Our main characters are Judy (Mia Wasikowska) and Punch (Damon Herriman). Judy is struggling to love a man who struggles with alcoholism. We are made to feel bad for Punch, and the story goes out of its way to assert that if he didn’t struggle with the disease, Judy and Punch would be world-famous; the talent is there, but Punch and by proxy Judy’s talent and professionalism is inhibited by the proverbial drink.

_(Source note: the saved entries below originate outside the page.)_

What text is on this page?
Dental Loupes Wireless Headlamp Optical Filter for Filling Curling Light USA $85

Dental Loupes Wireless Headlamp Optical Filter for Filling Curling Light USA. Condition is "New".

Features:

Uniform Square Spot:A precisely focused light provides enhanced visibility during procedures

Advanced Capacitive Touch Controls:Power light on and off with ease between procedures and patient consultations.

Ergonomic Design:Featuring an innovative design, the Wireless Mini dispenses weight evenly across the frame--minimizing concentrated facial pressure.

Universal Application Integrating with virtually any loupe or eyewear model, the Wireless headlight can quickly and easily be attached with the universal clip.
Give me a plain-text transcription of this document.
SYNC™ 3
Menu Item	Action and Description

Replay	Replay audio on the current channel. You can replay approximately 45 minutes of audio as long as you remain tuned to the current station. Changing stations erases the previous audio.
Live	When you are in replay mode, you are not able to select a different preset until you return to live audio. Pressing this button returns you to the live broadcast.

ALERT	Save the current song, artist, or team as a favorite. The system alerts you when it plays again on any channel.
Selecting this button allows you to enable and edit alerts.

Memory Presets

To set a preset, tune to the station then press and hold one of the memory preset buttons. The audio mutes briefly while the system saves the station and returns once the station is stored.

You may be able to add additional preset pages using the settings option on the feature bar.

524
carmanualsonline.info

“…if he didn’t struggle with the disease, Judy and Punch would be world-famous…”
As the story unfolds, Punch grows more and more aggressive, irresponsible, cruel, and manipulative. Something happens, and Judy is exiled from Seaside and finds herself amongst a camp of misfits and cast outs struggling to survive outside of the relentless persecution of the townspeople. These are the types of zealots who stone women because they looked at the moon too long. It’s a funny joke, but I could totally see stupid things like that happening back in the day.
Damon Herriman is wildly entertaining. You love him for his charm, wit, and talented puppetry, but as the layers begin to peel back, you begin to see the selfish and self-preserving monster he truly is. I imagine this is what it’d feel like to be in an abusive relationship with an alcoholic, you can see fragments of the things you loved like the charm and the wit, but it’s still an awful situation to find yourself.